Önemli avantajları olan bu cerrahi yöntemlerin elbette ki bazı riskleri de mevcuttur. Bunlar arasında,
- Anastomoz (Bağlantı yeri) kaçağı
- İnternal herniasyon (iç fıtıklaşma)
- Kanama
- Ülser
- Torsiyon-mide dönmesi
- Akciğer embolisi
- Bağırsak Tıkanması
- Trokar yeri fıtıkları
- Dumping sendromu
- Metabolik bozukluklar
- Vitamin ve mineral eksiklikleri sayılabilir.

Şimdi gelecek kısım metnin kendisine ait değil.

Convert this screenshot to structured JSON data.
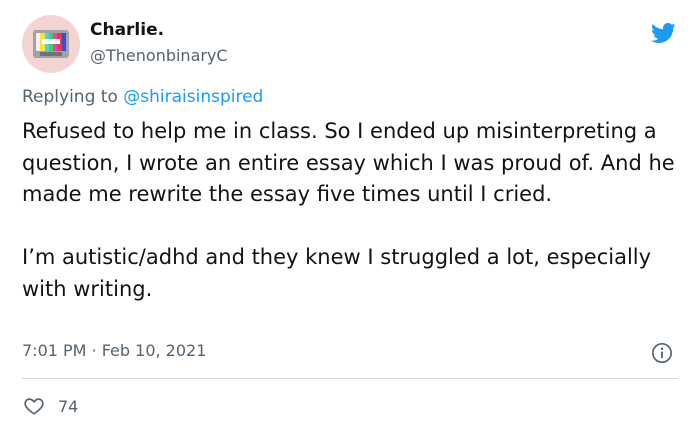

Tıpkı ilaçlarda olduğu gibi; faydası zararından fazlaysa ilaç, faydası zararından azsa zehir olarak tanımlandığı gibi, bu ameliyatların da faydası zararlarından fazladır. Gerek obezitenin gerekse de diabetin hastaya yüklemiş olduğu metabolik yük azalmakta ve belirgin klinik düzelme ortaya çıkmaktadır. En çok korkulan komplikasyon ise anastomoz kaçağıdır.

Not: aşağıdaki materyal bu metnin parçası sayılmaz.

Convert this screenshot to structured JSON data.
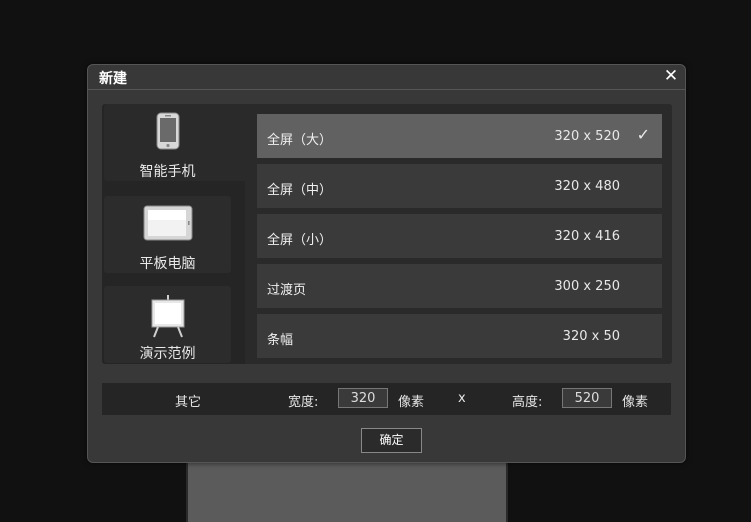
{
  "dialog": {
    "title": "新建",
    "close_glyph": "✕"
  },
  "devices": [
    {
      "label": "智能手机",
      "icon": "smartphone-icon",
      "active": true
    },
    {
      "label": "平板电脑",
      "icon": "tablet-icon",
      "active": false
    },
    {
      "label": "演示范例",
      "icon": "presentation-easel-icon",
      "active": false
    }
  ],
  "presets": [
    {
      "name": "全屏（大）",
      "size": "320 x 520",
      "selected": true
    },
    {
      "name": "全屏（中）",
      "size": "320 x 480",
      "selected": false
    },
    {
      "name": "全屏（小）",
      "size": "320 x 416",
      "selected": false
    },
    {
      "name": "过渡页",
      "size": "300 x 250",
      "selected": false
    },
    {
      "name": "条幅",
      "size": "320 x 50",
      "selected": false
    }
  ],
  "check_glyph": "✓",
  "other": {
    "label": "其它",
    "width_label": "宽度:",
    "width_value": "320",
    "width_unit": "像素",
    "separator": "x",
    "height_label": "高度:",
    "height_value": "520",
    "height_unit": "像素"
  },
  "ok_label": "确定",
  "colors": {
    "selected_row": "#616161",
    "row": "#3a3a3a",
    "dialog_bg": "#383838",
    "page_bg": "#111111"
  }
}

Anastomoz Kaçağı Belirtileri
Anastomoz kaçakları ameliyatın tipine, yapan cerrahın deneyimine bağlı olmakla birlikte tüm dünyada ortalama %1.5-6 oranında gözlenmektedir. Zaman zaman hayatı tehdit edici de olabilmektedirler. Bu nedenle gerek önlenmesi gerekse de erken tespit edilip müdahale edilmesi büyük önem arzetmektedir.
- Kalp atışlarında artma
- Ateş
- Karın ağrısı
- Yara yerinden veya batına yerleştirilen drenden normal dışı akıntı
- Bulantı-kusma
- Sol omuz kısmında ağrı
- Düşük kan basıncı
- Azalmış idrar çıkışı sayılabilir.
.
Anastomoz Kaçağının Tanı ve Tedavisi
Tanıda ağızdan içirilen kontrast maddenin mide poşu ya da anastomoz hattından batına kaçtığının gösterilmesi önemlidir. Bunun için skopi altında real time film çekmek gereklidir. Ancak herzaman bu filmlerle tespit etmekde mümkün olamamaktadır. Bu durumda abdominal tomografi sıklıkla uygulanır. Kaçak tespit edildiğinde hastanede takip yapılır. Oral alımı kesilir. Hastanın beslenmesi total parenteral nutrüsyon dediğimiz besleyici serumlarla sağlanır. Damardan kuvvetli antibiyotikler başlanır. Drene olmayan abse veya sıvı toplanmış alanlar varsa girişimsel radyolog tarafından ultrason eşliğinde dren konulabilir. Kaçağa bağlı enfeksiyon varsa drene edilir, tamir edilir veya cerrahi ile yeniden bağlantı oluşturulur. Hastanın klinik durumuna, kaçağın yeri ve şiddetine göre bu tedavi yöntemlerinden biri veya birkaçı uygulanabilir. Bazen endoskopik yöntemle mide poşu ve ince bağırsak arasındaki bu kaçak alanını kapsayacak şekilde geçici stent konarak kaçağın devamı önlenmesi gerekebilmektedir. Bu sayede anastomoz kaçağına bağlı kanama ve enfeksiyonun da önüne geçilmiş olunur. Anastomoz kaçakları ciddi ve ölümcül olabilmektedir. İstenmeyen bu tip komplikasyon gelişimi durumunda iletişimin daha sağlıklı yapılabilmesi, hastanın ve yakınlarının tedaviye uyumu ve daha iyi sonuçlar alınabilmei için, ameliyat düşünen hastalar ile cerrahın olası riskleri ameliyat öncesi detaylı olarak konuşması önemlidir.